The Caixin/S&P Global Manufacturing Purchasing Managers’ Business Conditions Index was 50.8 in January and 50.8 in December, according to Thursday’s release. Economists polled by Reuters had expected the figure to reach 50.6. The 50 point mark separates expansion from contraction.
The country’s official manufacturing PMI stood at 49.2 in January, the fourth straight month of decline, compared to 49 in December, according to data released by China’s National Bureau of Statistics on Wednesday.
Senior Wang Zhe said, “New export orders expanded for the first time in seven months, and overseas demand recovered slightly.According to the reports of surveyed companies, the largest production increase was in investment goods, and the improvement in external demand was mainly due to intermediate goods. “I was seen in it,” he said. Caixin Insight Group economists said in a release on Thursday.
This discrepancy is primarily due to differences in the study samples. The Caixin Manufacturing PMI tracks around 650 private and state-owned manufacturing companies that are export-oriented and based in China’s coastal regions, while the official PMI tracks 3,200 companies across China.
Still, both studies identified some similar trends.

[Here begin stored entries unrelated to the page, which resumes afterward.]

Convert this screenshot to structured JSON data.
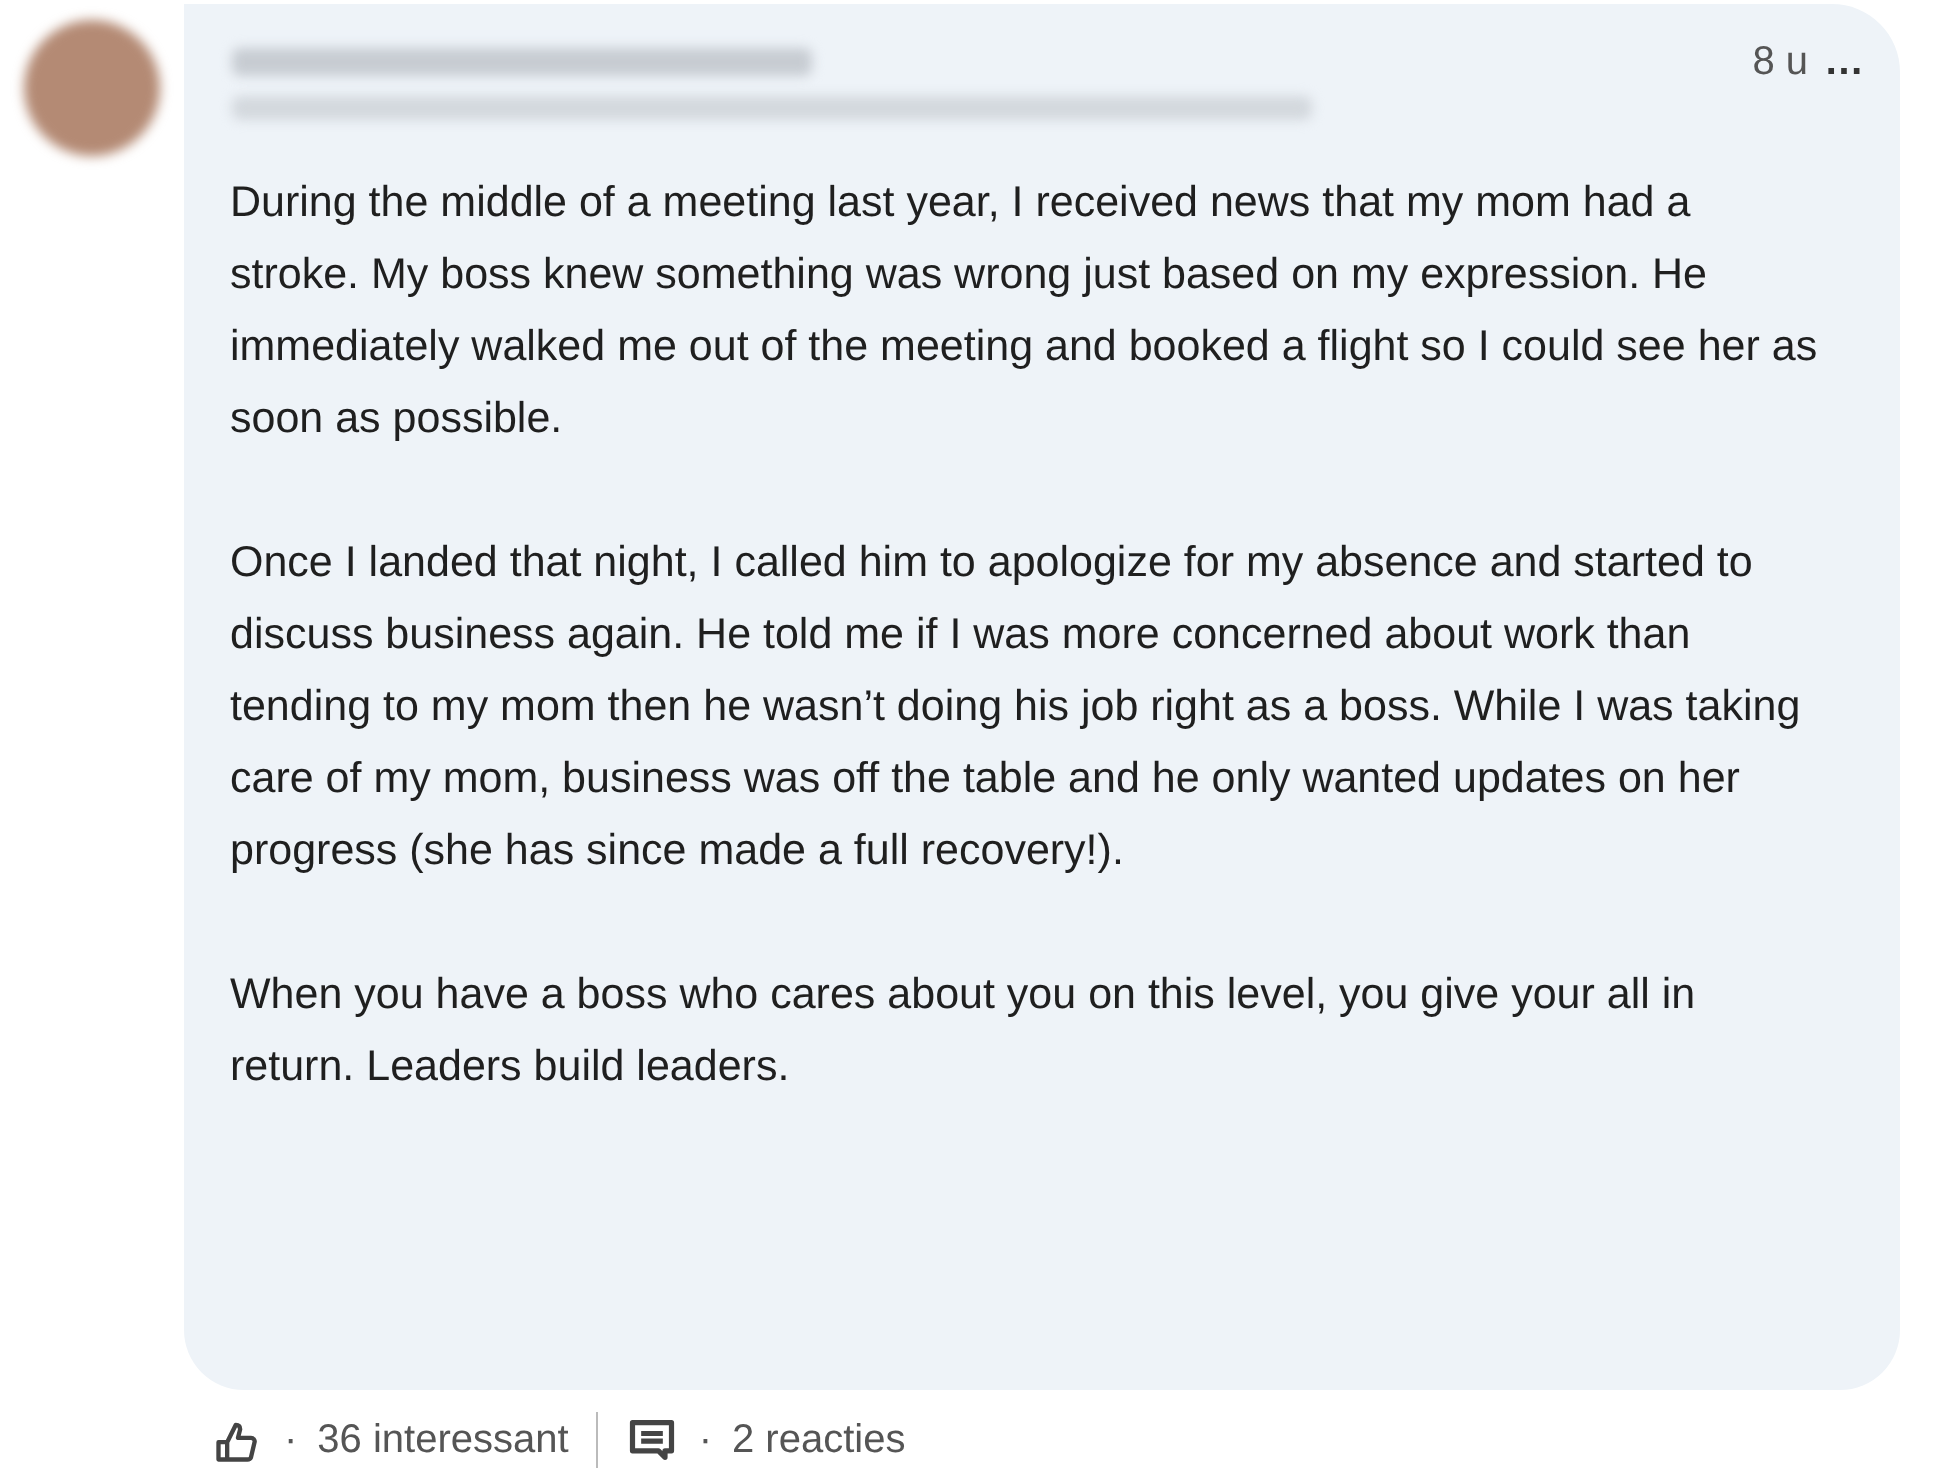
{
  "comment": {
    "time": "8 u",
    "more": "…",
    "paragraphs": [
      "During the middle of a meeting last year, I received news that my mom had a stroke. My boss knew something was wrong just based on my expression. He immediately walked me out of the meeting and booked a flight so I could see her as soon as possible.",
      "Once I landed that night, I called him to apologize for my absence and started to discuss business again. He told me if I was more concerned about work than tending to my mom then he wasn’t doing his job right as a boss. While I was taking care of my mom, business was off the table and he only wanted updates on her progress (she has since made a full recovery!).",
      "When you have a boss who cares about you on this level, you give your all in return. Leaders build leaders."
    ]
  },
  "footer": {
    "reactions": [
      {
        "kind": "like",
        "separator": "·",
        "label": "36 interessant"
      },
      {
        "kind": "comment",
        "separator": "·",
        "label": "2 reacties"
      }
    ]
  }
}
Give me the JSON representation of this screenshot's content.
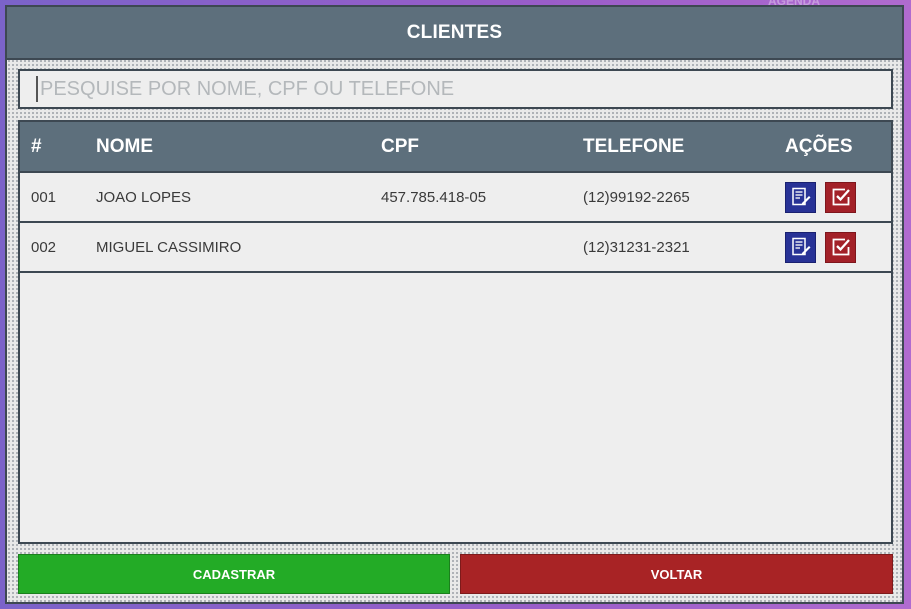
{
  "background": {
    "label": "AGENDA"
  },
  "window": {
    "title": "CLIENTES"
  },
  "search": {
    "placeholder": "PESQUISE POR NOME, CPF OU TELEFONE",
    "value": ""
  },
  "table": {
    "headers": {
      "num": "#",
      "nome": "NOME",
      "cpf": "CPF",
      "telefone": "TELEFONE",
      "acoes": "AÇÕES"
    },
    "rows": [
      {
        "num": "001",
        "nome": "JOAO LOPES",
        "cpf": "457.785.418-05",
        "telefone": "(12)99192-2265"
      },
      {
        "num": "002",
        "nome": "MIGUEL CASSIMIRO",
        "cpf": "",
        "telefone": "(12)31231-2321"
      }
    ]
  },
  "actions": {
    "cadastrar": "CADASTRAR",
    "voltar": "VOLTAR"
  },
  "icons": {
    "edit": "edit-document-icon",
    "confirm": "check-square-icon"
  },
  "colors": {
    "header": "#5d6f7c",
    "edit_button": "#283296",
    "confirm_button": "#a32128",
    "cadastrar": "#23ab26",
    "voltar": "#a82325"
  }
}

The official survey released on Wednesday also showed that employment in China’s manufacturing industry was on the decline, similar to the Caixin survey.
“Employment continued to decline. Cost reduction and efficiency improvement were companies’ top concerns, and the upturn in market activity did not fully translate into new jobs,” Wang said.

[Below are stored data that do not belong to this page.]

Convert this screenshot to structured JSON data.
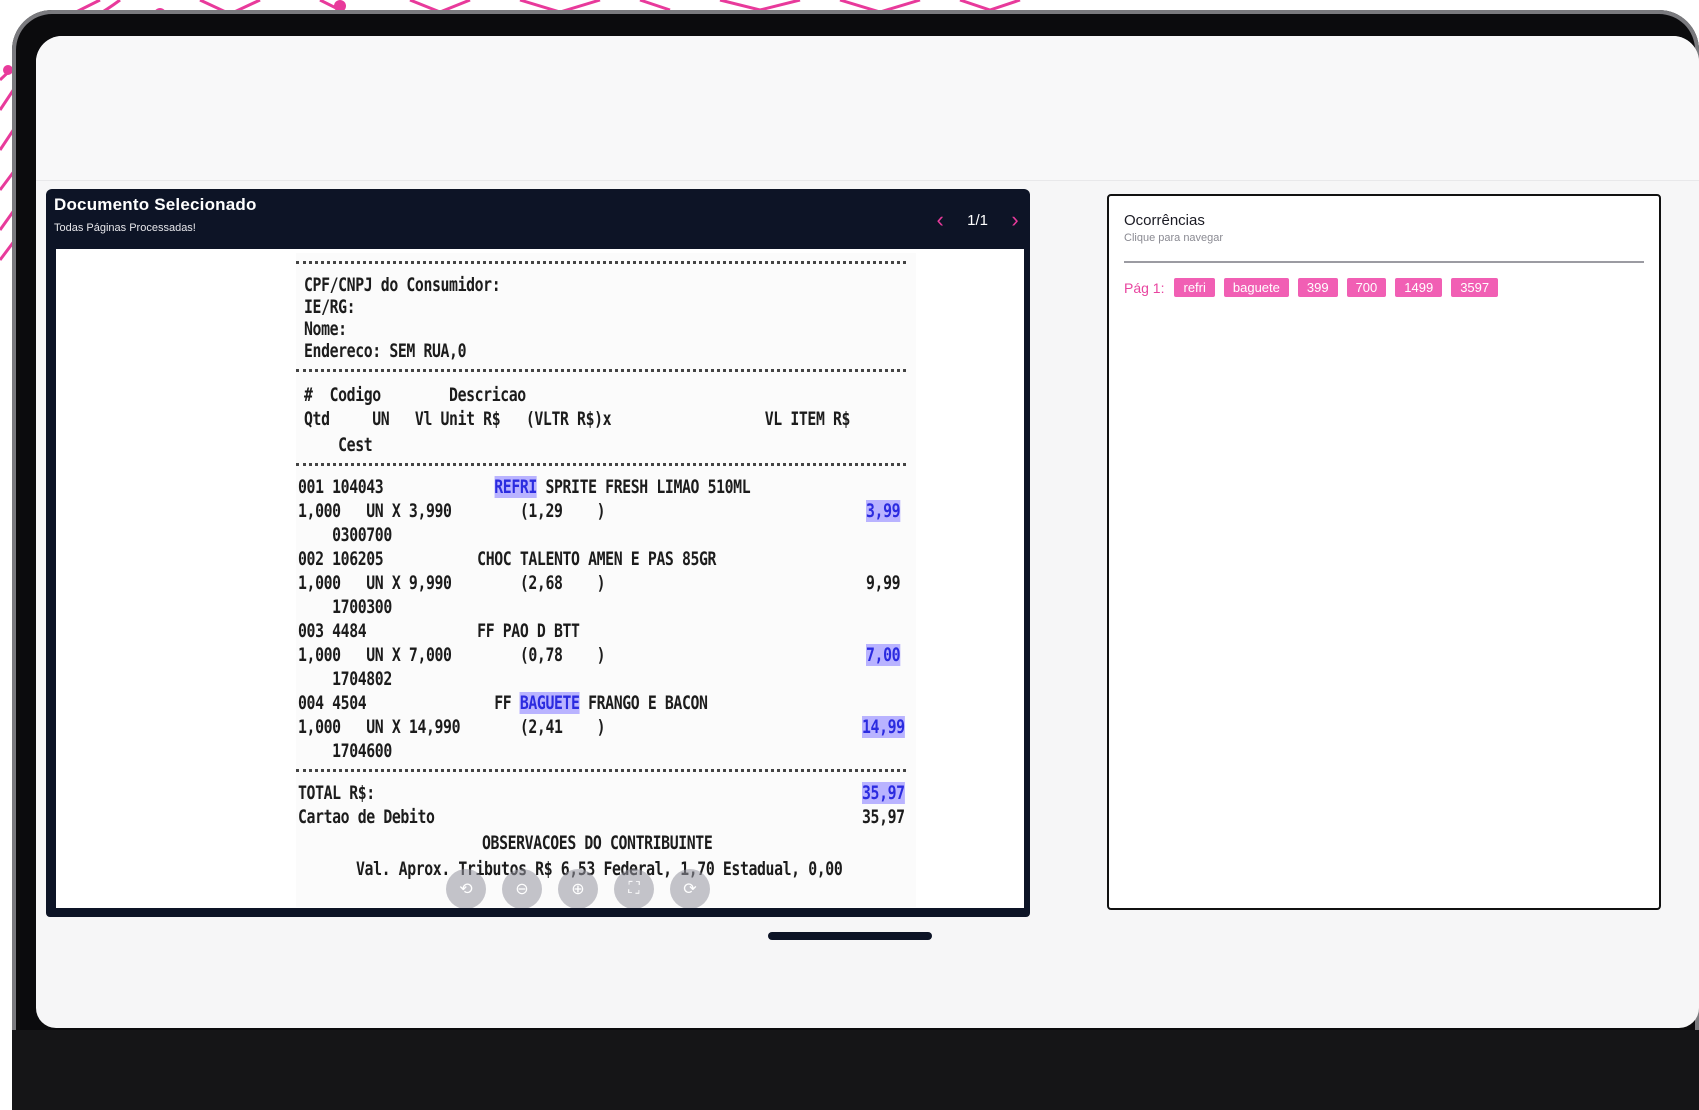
{
  "document": {
    "title": "Documento Selecionado",
    "subtitle": "Todas Páginas Processadas!",
    "page_indicator": "1/1"
  },
  "receipt": {
    "lines": [
      "CPF/CNPJ do Consumidor:",
      "IE/RG:",
      "Nome:",
      "Endereco: SEM RUA,0",
      "#  Codigo        Descricao",
      "Qtd     UN   Vl Unit R$   (VLTR R$)x                  VL ITEM R$",
      "    Cest",
      "001 104043           SPRITE FRESH LIMAO 510ML",
      "1,000   UN X 3,990        (1,29    )",
      "    0300700",
      "002 106205           CHOC TALENTO AMEN E PAS 85GR",
      "1,000   UN X 9,990        (2,68    )",
      "    1700300",
      "003 4484             FF PAO D BTT",
      "1,000   UN X 7,000        (0,78    )",
      "    1704802",
      "004 4504             FF       FRANGO E BACON",
      "1,000   UN X 14,990       (2,41    )",
      "    1704600",
      "TOTAL R$:",
      "Cartao de Debito",
      "OBSERVACOES DO CONTRIBUINTE",
      "Val. Aprox. Tributos R$ 6,53 Federal, 1,70 Estadual, 0,00"
    ],
    "highlights": {
      "refri": "REFRI",
      "baguete": "BAGUETE",
      "v1": "3,99",
      "v2": "9,99",
      "v3": "7,00",
      "v4": "14,99",
      "total": "35,97",
      "total2": "35,97"
    }
  },
  "tools": {
    "icons": [
      "reset-icon",
      "zoom-out-icon",
      "zoom-in-icon",
      "fit-icon",
      "rotate-icon"
    ]
  },
  "occurrences": {
    "title": "Ocorrências",
    "hint": "Clique para navegar",
    "page_label": "Pág 1:",
    "chips": [
      "refri",
      "baguete",
      "399",
      "700",
      "1499",
      "3597"
    ]
  },
  "colors": {
    "accent": "#e83a9b",
    "chip": "#f15fb4",
    "header": "#0d1426",
    "highlight": "#b9b3ff"
  }
}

“January’s labor market contracted for the 10th time in the past 11 months, but not as much as in the previous month.Despite continued layoffs, companies were able to reduce their backlog of jobs and “There was a gradual decline,” Wang added.
China has also been teetering on the brink of deflation for the past nine months, and producer prices have been falling for at least a year.
“The price level remained weak. The increase in input costs was limited due to a slight increase in raw material prices. The input cost index was at its lowest level since August,” Wang said.
“Increased market competition limited the bargaining power of enterprises, and the index returned to the contraction area, causing production prices to fall further,” Wang added.